Potential amelioration of liver function by low-dose tolvaptan in heart failure patients

Aim: This study aimed to evaluate the relationships between the pharmacokinetics of tolvaptan and its metabolites (DM-4103 and DM-4107) and liver injury in heart failure patients, using relevant laboratory test values and markers of hepatocyte injury and biliary cholestasis. Method: The plasma concentrations of tolvaptan, DM-4103, and DM-4107 were determined using LC-MS/MS in 51 Japanese heart failure patients. The relationships between the concentrations and the N-terminal fragment of pro-B-type natriuretic peptide (NT-proBNP), AST, and ALT were assessed.
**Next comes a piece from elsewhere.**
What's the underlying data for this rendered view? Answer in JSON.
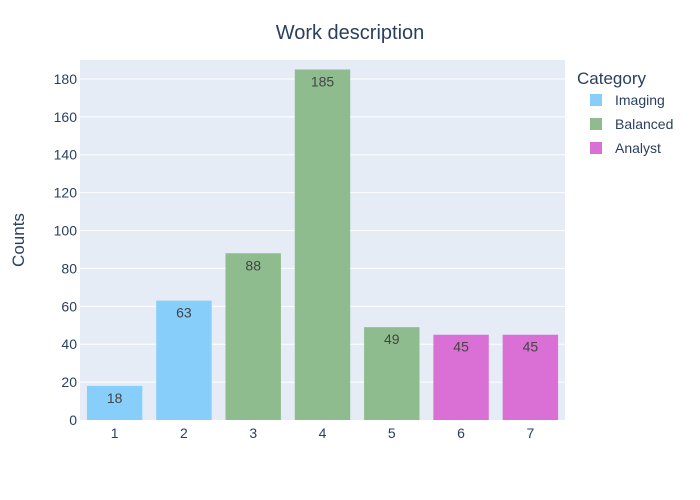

K18 and glutamate dehydrogenase as a marker of liver injury and CP-I and CP-III as indicators of OATP activity were also determined. Results: The median concentrations of tolvaptan, DM-4103, and DM-4107 were 16.2, 287, and 38.0 ng/mL, respectively. AST, ALT, and T-Bil were significantly decreased after tolvaptan administration. They were negatively correlated with tolvaptan concentration. AST was also negatively correlated with DM-4107 concentration. CP-III was positively correlated with DM-4103 concentration; however, CP-I was negatively correlated with DM-4103 concentration. K18 and glutamate dehydrogenase were not correlated with tolvaptan concentration. Conclusion: Low-dose tolvaptan did not cause liver injury. Pharmacokinetics of tolvaptan may be associated with potential amelioration of liver function in heart failure patients.